Out-of-court settlement reached over solitary confinement of teenager in Feltham YOI
Tuesday, December 19, 2023
The government has agreed to pay £31,500 in compensation to a young man who was subjected to “inhumane or degrading treatment” in a London young offender institution as a teenager.
The claimant, identified as AB in court documents, was locked alone in his cell for more than 23 hours a day for at least the first 55 days of his detention in Feltham. He was said to have had serious mental health problems.
During his time at Feltham between December 2016 and February 2017, when he was 15 years old, he received no education and had no contact with other children, only being allowed out of his cell for 30 minutes a day to exercise, shower or use the phone.
The seven-year legal battle came to an end when the European Court of Human Rights (ECHR) decided to strike out AB’s application because a friendly settlement was reached as the UK government agreed to pay one of the largest sums on record as part of such a settlement.

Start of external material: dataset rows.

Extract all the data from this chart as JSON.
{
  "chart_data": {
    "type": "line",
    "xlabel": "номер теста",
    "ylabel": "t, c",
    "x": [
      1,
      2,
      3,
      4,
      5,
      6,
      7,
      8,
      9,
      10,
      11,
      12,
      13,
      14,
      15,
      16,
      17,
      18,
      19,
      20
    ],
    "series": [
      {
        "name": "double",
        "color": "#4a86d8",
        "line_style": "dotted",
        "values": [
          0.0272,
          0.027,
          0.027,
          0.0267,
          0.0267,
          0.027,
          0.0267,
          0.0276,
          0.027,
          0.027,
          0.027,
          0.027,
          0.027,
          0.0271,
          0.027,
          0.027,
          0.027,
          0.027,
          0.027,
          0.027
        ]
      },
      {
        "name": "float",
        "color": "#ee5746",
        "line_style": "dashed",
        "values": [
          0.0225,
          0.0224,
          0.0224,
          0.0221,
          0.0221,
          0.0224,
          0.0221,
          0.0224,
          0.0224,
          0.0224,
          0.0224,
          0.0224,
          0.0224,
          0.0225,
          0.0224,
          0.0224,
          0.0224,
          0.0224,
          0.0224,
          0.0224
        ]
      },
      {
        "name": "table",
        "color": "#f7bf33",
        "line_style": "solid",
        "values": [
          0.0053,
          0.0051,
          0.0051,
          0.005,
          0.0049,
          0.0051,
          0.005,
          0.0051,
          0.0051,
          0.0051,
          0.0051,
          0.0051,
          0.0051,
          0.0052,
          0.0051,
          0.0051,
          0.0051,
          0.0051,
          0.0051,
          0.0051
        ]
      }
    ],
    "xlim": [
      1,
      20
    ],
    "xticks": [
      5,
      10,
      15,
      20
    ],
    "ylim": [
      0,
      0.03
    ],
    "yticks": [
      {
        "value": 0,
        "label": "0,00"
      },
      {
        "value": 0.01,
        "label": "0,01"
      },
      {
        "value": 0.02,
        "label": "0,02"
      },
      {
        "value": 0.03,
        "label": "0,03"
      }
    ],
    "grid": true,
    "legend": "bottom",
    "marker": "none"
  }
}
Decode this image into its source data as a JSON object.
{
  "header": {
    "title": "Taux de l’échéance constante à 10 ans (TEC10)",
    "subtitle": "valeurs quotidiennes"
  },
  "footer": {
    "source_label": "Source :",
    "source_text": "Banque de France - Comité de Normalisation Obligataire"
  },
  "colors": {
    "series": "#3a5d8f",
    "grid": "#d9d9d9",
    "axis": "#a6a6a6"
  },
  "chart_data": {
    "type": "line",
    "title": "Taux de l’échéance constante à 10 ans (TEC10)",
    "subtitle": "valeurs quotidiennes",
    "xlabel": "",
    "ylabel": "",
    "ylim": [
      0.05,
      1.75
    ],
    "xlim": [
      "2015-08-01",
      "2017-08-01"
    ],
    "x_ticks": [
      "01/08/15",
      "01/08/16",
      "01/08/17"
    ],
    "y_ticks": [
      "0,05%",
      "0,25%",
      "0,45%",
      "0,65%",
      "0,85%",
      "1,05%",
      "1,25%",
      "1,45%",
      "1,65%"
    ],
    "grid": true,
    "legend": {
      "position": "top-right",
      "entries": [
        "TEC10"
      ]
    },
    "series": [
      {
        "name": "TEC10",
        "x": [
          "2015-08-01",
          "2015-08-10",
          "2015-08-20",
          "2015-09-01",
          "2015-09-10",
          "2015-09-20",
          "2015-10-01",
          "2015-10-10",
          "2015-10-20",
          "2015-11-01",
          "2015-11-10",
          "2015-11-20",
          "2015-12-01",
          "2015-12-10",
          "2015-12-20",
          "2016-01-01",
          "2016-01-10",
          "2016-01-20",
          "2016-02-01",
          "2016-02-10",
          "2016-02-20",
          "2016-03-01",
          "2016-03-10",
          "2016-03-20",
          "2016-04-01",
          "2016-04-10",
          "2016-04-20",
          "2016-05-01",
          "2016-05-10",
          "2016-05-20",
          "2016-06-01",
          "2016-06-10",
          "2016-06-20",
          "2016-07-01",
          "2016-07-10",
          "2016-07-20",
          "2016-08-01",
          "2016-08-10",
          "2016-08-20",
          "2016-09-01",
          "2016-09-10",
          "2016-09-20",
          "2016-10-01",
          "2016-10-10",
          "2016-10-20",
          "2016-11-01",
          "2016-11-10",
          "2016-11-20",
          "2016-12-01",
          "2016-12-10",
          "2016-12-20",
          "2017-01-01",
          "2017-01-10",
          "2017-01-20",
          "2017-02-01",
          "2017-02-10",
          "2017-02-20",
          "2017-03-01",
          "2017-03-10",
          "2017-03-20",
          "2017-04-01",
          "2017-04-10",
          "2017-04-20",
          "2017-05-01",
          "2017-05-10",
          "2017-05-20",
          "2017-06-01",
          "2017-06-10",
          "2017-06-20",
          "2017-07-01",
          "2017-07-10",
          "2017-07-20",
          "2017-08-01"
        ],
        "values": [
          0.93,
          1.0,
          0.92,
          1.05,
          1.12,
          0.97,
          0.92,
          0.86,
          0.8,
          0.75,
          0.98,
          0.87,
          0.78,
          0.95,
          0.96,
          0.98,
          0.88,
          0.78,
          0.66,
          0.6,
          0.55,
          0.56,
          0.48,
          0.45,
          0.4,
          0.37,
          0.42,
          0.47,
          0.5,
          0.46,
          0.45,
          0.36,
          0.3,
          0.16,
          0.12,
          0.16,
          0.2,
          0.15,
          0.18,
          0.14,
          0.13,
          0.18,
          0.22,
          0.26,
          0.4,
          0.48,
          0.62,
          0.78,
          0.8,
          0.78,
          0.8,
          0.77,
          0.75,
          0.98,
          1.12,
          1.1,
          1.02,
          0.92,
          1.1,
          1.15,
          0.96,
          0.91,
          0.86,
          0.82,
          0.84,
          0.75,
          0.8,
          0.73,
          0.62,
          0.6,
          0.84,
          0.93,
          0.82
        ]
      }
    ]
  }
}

The government fought against AB’s claim at every stage of the process, according to the Howard League for Penal Reform, claiming that there was a breach of Article 3 of the European Convention on Human Rights, which states: “No one shall be subjected to torture or to inhuman or degrading treatment or punishment”.
The High Court, Court of Appeal and Supreme Court denied the Article 3 breach initially which meant that the case was taken to the ECHR.
Andrea Coomber KC, chief executive of the Howard League for Penal Reform, said: “In the seven years since, we have seen four Prime Ministers, seven Justice Secretaries and 10 prisons ministers, but the government has refused repeatedly to acknowledge that this shameful solitary confinement of a boy with complex needs amounted to inhuman or degrading treatment – until now.
"Prison is no place for a child. Now that this case is over, and as AB begins the next chapter in his life, we urge ministers to come forward with a plan to ensure that no more children suffer in this way.”
On the decision and his experience, AB said: “It shouldn’t have taken them that long, and for them to have changed their mind at the last minute, it is not fair. Separation is horrible. For rehabilitation and communication, people skills are a big thing. By them not letting me see children, taking that away, it is hindering your potential to stay out when you get out.”
A Ministry of Justice spokesperson said: “Separation can be necessary in some cases to prevent someone seriously hurting themselves or others but we accept there was a breach in this particular case.
"We are overhauling education services and providing tailored mental health support to give every child in our care the tools to turn their backs on crime for good.”
The case coincided with multiple reports throughout the seven years, including the HM Inspectorate of Prisons finding in 2020 that some children in prisons were only able to leave their cells for 15 minutes a day due to Covid-19 restrictions at the height of the pandemic.